Lawsuit Against Jeffrey Katzenberg’s Quibi Being Funded by Hedge-Fund Giant Elliott Management
By Todd Spangler
LOS ANGELES (Variety.com) – Jeffrey Katzenberg is facing a big new foe — notorious activist hedge fund Elliott Management — in a legal fight accusing his mobile-streaming startup Quibi of patent infringement and theft of trade secrets, Variety has confirmed.
Elliott Management, which claims to have some $40 billion in assets under management, has made an investment in interactive-video company Eko to fund its litigation against Quibi, as first reported Sunday by the Wall Street Journal.

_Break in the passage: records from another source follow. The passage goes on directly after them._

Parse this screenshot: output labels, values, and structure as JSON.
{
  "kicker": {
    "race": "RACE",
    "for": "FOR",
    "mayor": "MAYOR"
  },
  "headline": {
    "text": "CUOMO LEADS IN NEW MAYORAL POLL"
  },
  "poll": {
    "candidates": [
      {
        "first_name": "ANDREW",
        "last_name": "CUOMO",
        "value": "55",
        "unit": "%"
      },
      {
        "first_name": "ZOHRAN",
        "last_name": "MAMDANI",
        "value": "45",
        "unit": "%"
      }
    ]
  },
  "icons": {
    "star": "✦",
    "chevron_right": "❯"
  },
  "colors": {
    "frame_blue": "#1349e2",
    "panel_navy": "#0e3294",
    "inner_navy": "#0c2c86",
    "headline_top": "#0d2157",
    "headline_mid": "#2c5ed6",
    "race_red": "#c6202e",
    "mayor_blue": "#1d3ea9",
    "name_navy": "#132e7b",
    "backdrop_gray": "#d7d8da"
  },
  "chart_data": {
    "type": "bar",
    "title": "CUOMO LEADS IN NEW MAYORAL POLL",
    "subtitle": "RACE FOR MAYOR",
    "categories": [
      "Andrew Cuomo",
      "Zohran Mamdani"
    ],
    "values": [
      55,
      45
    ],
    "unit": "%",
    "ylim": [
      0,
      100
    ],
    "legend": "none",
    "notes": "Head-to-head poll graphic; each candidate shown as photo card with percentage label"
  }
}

With the funding, Elliott Management will receive a minority equity stake in Eko, sources confirmed, adding that Eko’s shareholders have not yet approved the deal. Investors in Eko also include Walmart, which invested $250 million in the company as part of a content-development pact.
A rep for Eko declined to comment; Elliott Management did not respond to requests for comment.
Eko in March sued Quibi for allegedly infringing one of Eko’s patents and misappropriating trade secrets . The dispute centers on Quibi’s Turnstyle feature, which determines the orientation of a viewer’s phone (either horizontal or vertical) and presents content in the appropriate mode.
Quibi has argued that Eko’s legal claims are baseless. “Our Turnstyle technology was developed internally at Quibi by our talented engineers and we have, in fact, received a patent for it,” a company rep said in a statement last month. “These claims have absolutely no merit and we will vigorously defend ourselves against them in court.”
On April 1, Eko filed a motion seeking a preliminary injunction April 1 enjoining Quibi from “misappropriating Eko’s proprietary technology for mobile device optimized ‘Real Time Switching.’” On April 21, Quibi filed a motion to dismiss Eko’s claims. The court has scheduled a hearing on Eko’s motion for a preliminary injunction on Thursday, May 7, by telephone. If the court grants Eko’s request for an injunction, it could force Quibi to redesign the app.
Elliott Management has a history of buying shares in companies it believes are undervalued and agitating for changes to their businesses. Last fall it won several concessions from AT&T including a commitment by the telco to refrain from major acquisitions. More recently, Elliott was party to a deal to add three new directors to Twitter’s board .
In court filings, Quibi claims it began developing Turnstyle in September 2018 and notes that in February 2020 it was granted a patent covering various aspects of the technology. Quibi also asserts that Eko has tried to “coerce” payments from Quibi related to Eko’s own patent.
According to the Eko lawsuit, Eko’s patented technology was shared with Quibi employees under multiple non-disclosure agreements. After being contacted by Eko about the issue, “Quibi ignored Eko’s warnings and Quibi secretly misappropriated Eko’s proprietary technology,” the Eko suit claims. “It hid its theft until making a massive public splash in a keynote address at the January 2020 Consumer Electronics Show… proclaiming it as Quibi’s own ‘Turnstyle’ technology.”
Quibi launched April 6 with a slate of 50 short-form shows featuring a range of notable talent including Jennifer Lopez, Chance the Rapper, Chrissy Teigen, Liam Hemsworth, Sophie Turner, Lena Waithe, Nicole Richie and Reese Witherspoon. The company’s service — as the fight over Turnstyle underscores — is built for on-the-go mobile viewing. But with millions of Americans quarantined, Quibi has accelerated development of a streaming-to-the-TV option , promised later in May.
Last week, Quibi said its app had been downloaded more than 3.1 million times since the April 6 launch. How that translates into number of active viewers is unclear, and it remains to be seen how many of those who opted to sample Quibi under the 90-day free trial period will convert into paying subs after the promo period expires.
In its legal filing Eko claimed it has “suffered reputational harm” and said it filed the motion for a preliminary injunction “to stop Quibi from capitalizing on its theft of Eko’s proprietary mobile device optimized RTS technology and to preserve the status quo.”
Prior to Eko’s original lawsuit, Quibi proactively filed a federal lawsuit seeking a judgment that its Turnstyle mobile-video technology does not infringe Eko’s patent and that Quibi did not steal trade secrets.
(Pictured above: Jeffrey Katzenberg speaks at Quibi’s press conference at the 2020 CES in Las Vegas in January.)